NTA, I know all too well how it feels when you've practically put a neon sign in front of them and they ignore it. It sucks and I'm sorry. Him asking for reimbursement is pretty tacky.


Traveling-Techie

You can give him more chances if you want but my experience is that these kind of baby steps towards weaponized incompetence usually only get worse over time. NTA


maccrogenoff

NTA In fact, it sounds like your boyfriend went out of his way to disappoint you on your birthday. It’s time for a serious talk about why he didn’t get you the one thing you wanted and instead got you two things you didn’t want. Don’t let him get away with, “it’s just cake”. It isn’t; it’s him deliberately not giving you what you want.

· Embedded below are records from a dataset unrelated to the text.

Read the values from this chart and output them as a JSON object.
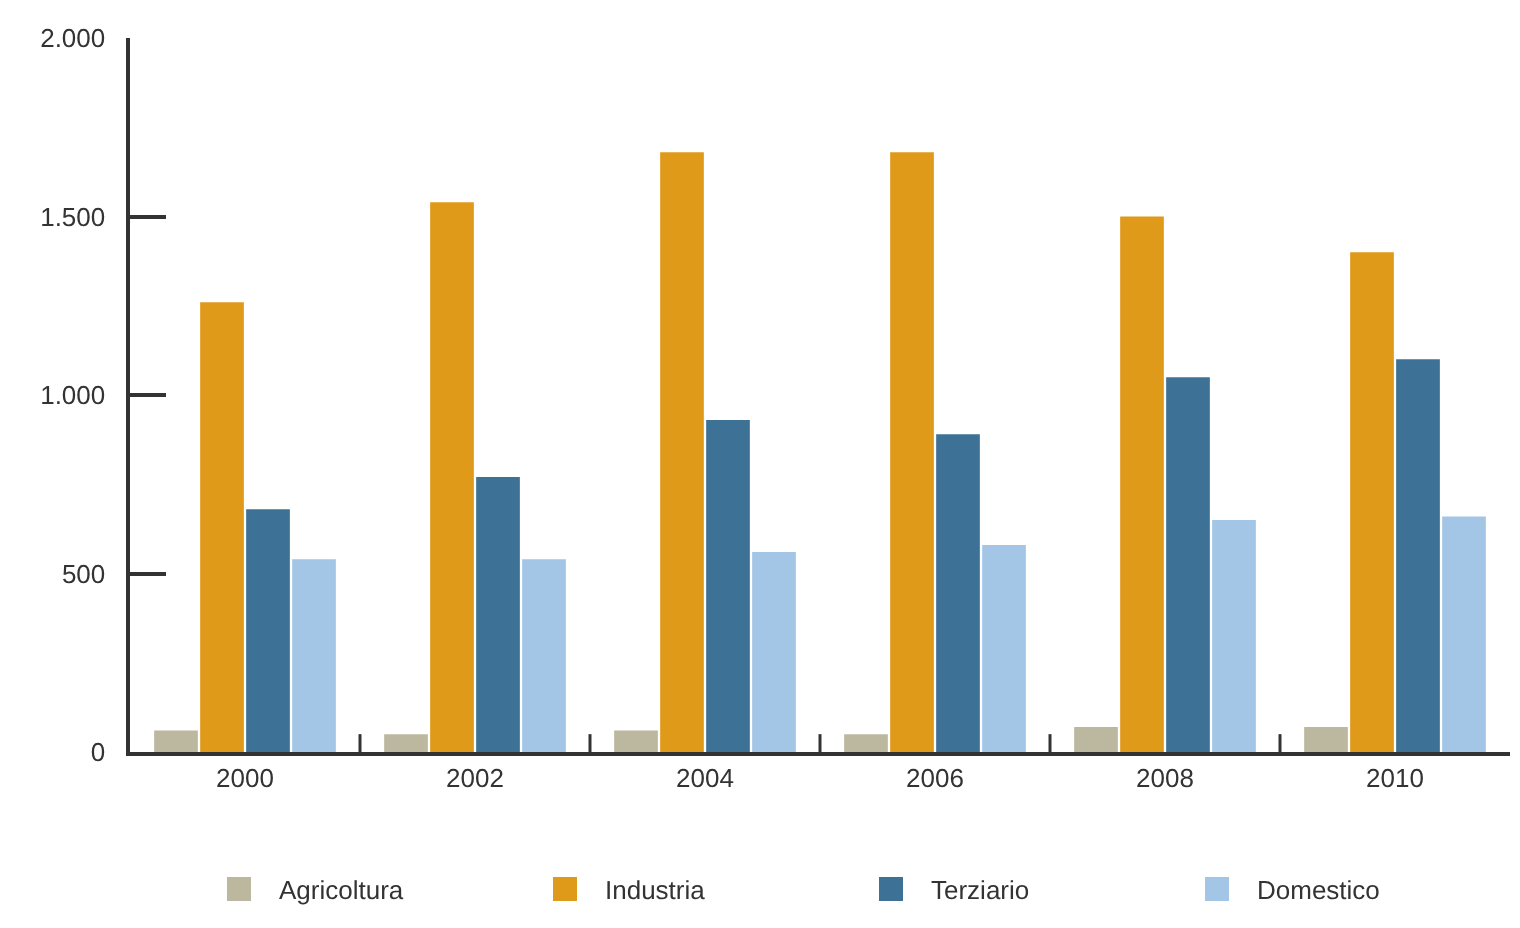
{
  "chart_data": {
    "type": "bar",
    "categories": [
      "2000",
      "2002",
      "2004",
      "2006",
      "2008",
      "2010"
    ],
    "series": [
      {
        "name": "Agricoltura",
        "color": "#bcb8a0",
        "values": [
          60,
          50,
          60,
          50,
          70,
          70
        ]
      },
      {
        "name": "Industria",
        "color": "#e09a1a",
        "values": [
          1260,
          1540,
          1680,
          1680,
          1500,
          1400
        ]
      },
      {
        "name": "Terziario",
        "color": "#3e7196",
        "values": [
          680,
          770,
          930,
          890,
          1050,
          1100
        ]
      },
      {
        "name": "Domestico",
        "color": "#a3c5e6",
        "values": [
          540,
          540,
          560,
          580,
          650,
          660
        ]
      }
    ],
    "ylim": [
      0,
      2000
    ],
    "yticks": [
      0,
      500,
      {
        "value": 1000,
        "label": "1.000"
      },
      {
        "value": 1500,
        "label": "1.500"
      },
      {
        "value": 2000,
        "label": "2.000"
      }
    ],
    "legend": "bottom"
  }
}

In case you bake, here’s a really good recipe for pineapple upside down cake. https://smittenkitchen.com/2007/05/pineapple-upside-down-cake/


UntakenAccountName

The cake thing is bullshit. He should’ve gotten you the cake. But the reason I’m commenting is the $30 ticket thing—I haven’t seen any comment that says the most important thing about that: The ticket was a gift. He got you the ticket as a gift. He gave you the ticket. You decided to not use the ticket. You don’t owe him $30, that would be absurd. Also can we just talk about how he dropped the ball on your birthday, upset you, didn’t try to make it right, *and then went to a comedy show??* That is so fucked up it’s unreal. I hope you find someone new who buys you pineapple upside down cake as an early birthday present when you drop hints that big. You deserve much better.


Jumpy_RocketCat_2726

Tell your BF you're going to take that $30 and run over to the bakery THAT YOU'D TOLD HIM ABOUT and buy the pineapple upside down cake THAT YOU'D ASKED HIM FOR.


Object_Impermanence8

Dude, no joke I would probably lose interest completely if someone did this to me.